INTRODUCTIONA young man is murdered at the subway station in the early hours of the morning. The victim was strangled, skinned, and the perpetrator then proceeded to remove his brain from his skull. The gruesome crime was captured on security cameras, and this leads to a quick arrest of a peculiar man.
He calls himself 'the assembly' to which the latest additions were a new brain and skin from the man he had just murdered, or so he claims.
Rushing in to unravel this outlandish story is a self-loathing misanthropic lawyer Dave who begins to tell us his story of his encounter with Sam, as 'the assembly' prefers to be called. Dave sees this case as a chance he's been waiting for all his life - to get out of public office (and his own narcissistic mind) and into fame and fortune that he believes will be the solution to all of this life's problems - and he has many - so many that his whole life is one big problem. But our dear Sam has other plans: for himself and Dave.
As Dave meets Sam, after reading all the case files about him that defy both science as well as common sense, he is drawn into a conversation he did not expect, but Sam had carefully planned. Who's on the therapist's couch now? If the psychopath becomes the therapist and the common man becomes the psychopath - what is the conclusion? What is the resolution?
Dave sets out to reel in a big reward, but he ends up getting more than he bargained for.
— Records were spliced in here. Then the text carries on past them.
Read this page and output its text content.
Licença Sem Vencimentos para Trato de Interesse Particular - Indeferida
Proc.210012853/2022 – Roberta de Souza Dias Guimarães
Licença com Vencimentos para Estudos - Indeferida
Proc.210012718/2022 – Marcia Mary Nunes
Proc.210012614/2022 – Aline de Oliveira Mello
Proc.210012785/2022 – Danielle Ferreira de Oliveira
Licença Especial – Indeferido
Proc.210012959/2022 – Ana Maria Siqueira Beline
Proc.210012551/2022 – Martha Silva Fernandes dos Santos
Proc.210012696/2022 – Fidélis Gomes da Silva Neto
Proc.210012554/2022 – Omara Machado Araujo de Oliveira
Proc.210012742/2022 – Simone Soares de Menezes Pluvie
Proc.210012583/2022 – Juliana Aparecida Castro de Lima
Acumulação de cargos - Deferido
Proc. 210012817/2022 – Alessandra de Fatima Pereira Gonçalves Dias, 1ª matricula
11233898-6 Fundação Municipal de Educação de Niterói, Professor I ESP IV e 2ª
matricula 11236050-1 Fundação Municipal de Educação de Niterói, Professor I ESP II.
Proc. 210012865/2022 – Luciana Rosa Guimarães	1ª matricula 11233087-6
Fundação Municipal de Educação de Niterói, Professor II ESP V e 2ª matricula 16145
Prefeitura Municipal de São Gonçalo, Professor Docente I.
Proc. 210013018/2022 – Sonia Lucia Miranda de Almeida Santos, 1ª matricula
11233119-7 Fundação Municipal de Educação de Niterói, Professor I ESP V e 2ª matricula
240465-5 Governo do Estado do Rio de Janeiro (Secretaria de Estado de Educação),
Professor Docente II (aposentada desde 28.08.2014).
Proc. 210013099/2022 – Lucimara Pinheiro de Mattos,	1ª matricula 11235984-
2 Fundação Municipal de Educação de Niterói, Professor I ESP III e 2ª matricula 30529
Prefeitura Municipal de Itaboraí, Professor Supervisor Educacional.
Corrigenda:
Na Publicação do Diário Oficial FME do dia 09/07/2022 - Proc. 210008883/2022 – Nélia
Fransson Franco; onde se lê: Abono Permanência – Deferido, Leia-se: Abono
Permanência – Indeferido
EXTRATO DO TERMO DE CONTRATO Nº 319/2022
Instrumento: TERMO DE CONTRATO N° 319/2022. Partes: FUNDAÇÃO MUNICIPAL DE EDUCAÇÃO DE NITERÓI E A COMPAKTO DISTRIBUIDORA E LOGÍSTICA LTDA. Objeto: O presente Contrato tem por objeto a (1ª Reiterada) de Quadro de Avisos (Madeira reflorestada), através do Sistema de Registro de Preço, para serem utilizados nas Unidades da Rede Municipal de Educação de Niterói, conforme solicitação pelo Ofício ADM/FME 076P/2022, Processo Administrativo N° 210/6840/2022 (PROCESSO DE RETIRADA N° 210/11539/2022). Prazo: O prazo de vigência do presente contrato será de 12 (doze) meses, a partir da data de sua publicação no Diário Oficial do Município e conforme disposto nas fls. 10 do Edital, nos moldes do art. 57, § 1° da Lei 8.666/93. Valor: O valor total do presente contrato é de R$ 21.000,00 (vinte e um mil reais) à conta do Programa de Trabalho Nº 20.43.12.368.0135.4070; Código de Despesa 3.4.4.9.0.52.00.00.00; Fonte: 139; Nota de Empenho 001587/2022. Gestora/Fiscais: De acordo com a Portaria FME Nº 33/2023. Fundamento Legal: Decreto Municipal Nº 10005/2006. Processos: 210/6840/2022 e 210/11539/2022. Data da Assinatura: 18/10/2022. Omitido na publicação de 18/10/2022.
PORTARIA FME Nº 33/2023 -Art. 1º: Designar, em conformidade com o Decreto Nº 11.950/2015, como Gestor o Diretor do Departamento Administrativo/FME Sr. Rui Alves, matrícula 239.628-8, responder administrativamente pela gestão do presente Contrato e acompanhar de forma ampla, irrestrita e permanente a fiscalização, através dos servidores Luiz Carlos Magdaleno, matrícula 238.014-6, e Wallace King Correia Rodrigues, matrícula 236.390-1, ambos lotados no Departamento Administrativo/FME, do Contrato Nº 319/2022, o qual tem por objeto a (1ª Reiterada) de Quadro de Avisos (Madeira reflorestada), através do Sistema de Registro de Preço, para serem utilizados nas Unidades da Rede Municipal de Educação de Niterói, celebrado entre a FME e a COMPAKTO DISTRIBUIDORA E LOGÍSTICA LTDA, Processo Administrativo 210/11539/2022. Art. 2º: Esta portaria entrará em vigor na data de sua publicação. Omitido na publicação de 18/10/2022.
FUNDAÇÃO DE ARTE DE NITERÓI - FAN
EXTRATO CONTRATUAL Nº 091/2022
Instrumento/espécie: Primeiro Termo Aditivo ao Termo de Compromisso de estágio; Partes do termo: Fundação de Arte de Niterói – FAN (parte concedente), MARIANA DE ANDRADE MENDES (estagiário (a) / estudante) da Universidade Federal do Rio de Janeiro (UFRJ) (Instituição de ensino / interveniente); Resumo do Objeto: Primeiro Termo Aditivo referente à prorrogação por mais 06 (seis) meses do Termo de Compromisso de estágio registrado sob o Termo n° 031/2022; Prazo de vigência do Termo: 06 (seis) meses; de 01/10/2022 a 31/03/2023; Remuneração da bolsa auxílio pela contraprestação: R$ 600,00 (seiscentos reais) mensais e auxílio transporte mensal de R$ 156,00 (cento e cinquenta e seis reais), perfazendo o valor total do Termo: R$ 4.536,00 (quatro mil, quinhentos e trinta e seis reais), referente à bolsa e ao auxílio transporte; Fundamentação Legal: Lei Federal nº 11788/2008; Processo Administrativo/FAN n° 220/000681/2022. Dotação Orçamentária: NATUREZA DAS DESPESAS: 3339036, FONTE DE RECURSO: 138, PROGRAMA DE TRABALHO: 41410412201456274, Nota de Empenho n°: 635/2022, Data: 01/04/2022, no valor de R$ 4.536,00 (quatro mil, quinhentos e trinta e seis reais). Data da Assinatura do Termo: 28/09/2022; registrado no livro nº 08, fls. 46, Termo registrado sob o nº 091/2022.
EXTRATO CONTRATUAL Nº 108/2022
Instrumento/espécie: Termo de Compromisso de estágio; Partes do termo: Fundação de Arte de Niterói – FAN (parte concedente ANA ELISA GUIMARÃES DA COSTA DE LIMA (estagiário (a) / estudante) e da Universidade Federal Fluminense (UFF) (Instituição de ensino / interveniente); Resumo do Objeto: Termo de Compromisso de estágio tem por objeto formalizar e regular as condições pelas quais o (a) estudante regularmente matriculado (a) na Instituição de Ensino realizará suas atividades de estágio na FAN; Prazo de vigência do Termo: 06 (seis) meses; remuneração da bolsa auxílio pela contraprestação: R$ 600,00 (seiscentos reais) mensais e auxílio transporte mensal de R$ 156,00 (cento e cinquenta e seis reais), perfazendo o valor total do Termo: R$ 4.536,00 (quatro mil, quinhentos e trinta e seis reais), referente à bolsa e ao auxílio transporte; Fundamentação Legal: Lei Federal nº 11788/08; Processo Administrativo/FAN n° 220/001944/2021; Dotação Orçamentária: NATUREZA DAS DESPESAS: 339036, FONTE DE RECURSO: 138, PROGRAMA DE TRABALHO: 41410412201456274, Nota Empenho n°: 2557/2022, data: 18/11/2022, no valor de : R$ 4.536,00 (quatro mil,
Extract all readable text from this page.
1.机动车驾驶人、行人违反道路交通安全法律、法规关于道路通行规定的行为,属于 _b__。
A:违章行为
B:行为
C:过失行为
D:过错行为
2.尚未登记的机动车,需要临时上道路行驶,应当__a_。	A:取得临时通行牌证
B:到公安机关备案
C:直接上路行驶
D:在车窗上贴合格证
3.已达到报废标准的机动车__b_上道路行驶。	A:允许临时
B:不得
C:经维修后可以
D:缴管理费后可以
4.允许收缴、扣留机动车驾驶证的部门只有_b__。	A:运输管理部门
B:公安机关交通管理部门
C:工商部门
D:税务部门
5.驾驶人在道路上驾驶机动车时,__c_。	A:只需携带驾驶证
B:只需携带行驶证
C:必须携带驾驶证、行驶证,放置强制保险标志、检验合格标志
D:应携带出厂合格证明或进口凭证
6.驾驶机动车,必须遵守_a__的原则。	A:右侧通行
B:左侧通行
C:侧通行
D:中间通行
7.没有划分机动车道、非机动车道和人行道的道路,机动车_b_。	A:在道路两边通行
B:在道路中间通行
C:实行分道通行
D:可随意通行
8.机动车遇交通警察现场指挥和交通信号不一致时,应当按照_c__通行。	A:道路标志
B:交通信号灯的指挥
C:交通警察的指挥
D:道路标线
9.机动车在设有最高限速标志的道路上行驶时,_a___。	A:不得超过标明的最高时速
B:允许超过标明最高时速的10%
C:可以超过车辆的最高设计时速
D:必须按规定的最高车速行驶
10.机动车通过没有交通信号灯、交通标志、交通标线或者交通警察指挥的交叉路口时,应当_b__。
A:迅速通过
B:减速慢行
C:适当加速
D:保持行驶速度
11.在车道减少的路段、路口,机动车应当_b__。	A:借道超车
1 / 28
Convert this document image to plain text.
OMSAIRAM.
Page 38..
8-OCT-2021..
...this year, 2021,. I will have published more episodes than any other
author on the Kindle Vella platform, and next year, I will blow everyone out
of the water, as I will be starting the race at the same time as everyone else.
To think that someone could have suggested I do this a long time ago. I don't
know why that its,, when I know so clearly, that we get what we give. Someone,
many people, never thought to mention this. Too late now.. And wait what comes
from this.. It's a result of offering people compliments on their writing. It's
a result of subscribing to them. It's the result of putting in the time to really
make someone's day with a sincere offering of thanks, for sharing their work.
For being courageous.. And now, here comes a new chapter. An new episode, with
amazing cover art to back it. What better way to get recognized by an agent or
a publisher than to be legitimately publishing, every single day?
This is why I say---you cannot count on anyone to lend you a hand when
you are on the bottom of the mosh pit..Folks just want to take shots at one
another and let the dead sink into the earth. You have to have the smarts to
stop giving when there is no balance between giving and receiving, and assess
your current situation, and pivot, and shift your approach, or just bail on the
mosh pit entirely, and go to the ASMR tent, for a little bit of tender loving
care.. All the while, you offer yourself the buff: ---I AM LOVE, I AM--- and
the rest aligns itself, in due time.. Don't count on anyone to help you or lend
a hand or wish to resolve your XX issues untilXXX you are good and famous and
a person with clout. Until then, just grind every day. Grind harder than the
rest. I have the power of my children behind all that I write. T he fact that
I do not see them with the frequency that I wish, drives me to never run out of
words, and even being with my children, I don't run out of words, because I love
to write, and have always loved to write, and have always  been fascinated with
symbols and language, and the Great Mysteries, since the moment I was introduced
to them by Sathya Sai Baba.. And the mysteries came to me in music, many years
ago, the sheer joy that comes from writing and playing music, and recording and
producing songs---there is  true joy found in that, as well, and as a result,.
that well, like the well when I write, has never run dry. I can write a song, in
FROM THE PREFACEDancing on the edge of order and chaos, logic and paradox, comedy and tragedy, meaning and absurdity - the characters of this story hang in the balance, but not for very long. As I was writing this book and initially aimed to preserve this balance - I decided to identify the end-line of almost all extremes, linger there for awhile in mischievous deliberation, and then not only cross the line but jump over it with a running start and finish it off with a somersault.
With that said, it's worth noting that nothing is off-limits in this book. It's the answer to all of those "you can't joke about that" remarks that I've been hearing so much of in my lifetime. This is also the story that defeats its own purpose - because it has none.
Across the many pages of this book, the protagonist named 'Dave', an obnoxious and quite miserable fellow, makes fun of everything inappropriate, including but definitely not limited to:
1. The accidental invention of the Ku Klux Klan white hoods as inspired by women's underwear.
2. The relation between cow suicide and Buddhist meditation retreats.
3. The likely relation between scarecrow theft and feminist rallies and its impact on agriculture.
4. How World War II could have been averted by a woman's intervention.
5. Why men shorter than 175 cm should not own SUVs.
6. Why women taller than 175 cm should compete in mixed martial arts sports in the men's category.
7. Why medieval blacksmiths had trouble getting married and their relationship to horses.
8. The real truth behind the reason why men play Candy Crush.
9. How women's breasts can lead to serious head injury (in men).
10. Why the second coming of Jesus Christ would put public attorneys out of business.
11. The disturbing relationship between the geometrical grouping of spherical objects in space and male peripheral vision.
12. The explanation of the redundancy of women's right to vote.
13. How male sexual fantasies can inadvertently end up in the packing department of a nachos factory.
Yet when Dave meets Sam, they delve deep into a discussion about the meaning of meaning of meaning (yes, I wrote 'meaning' three times in a row - oops! - now it's four) of life and of death and the battlefield where the fight of the blessings and the afflictions of the human condition takes place - the human mind.
Little does Dave know that the final joke will be on him.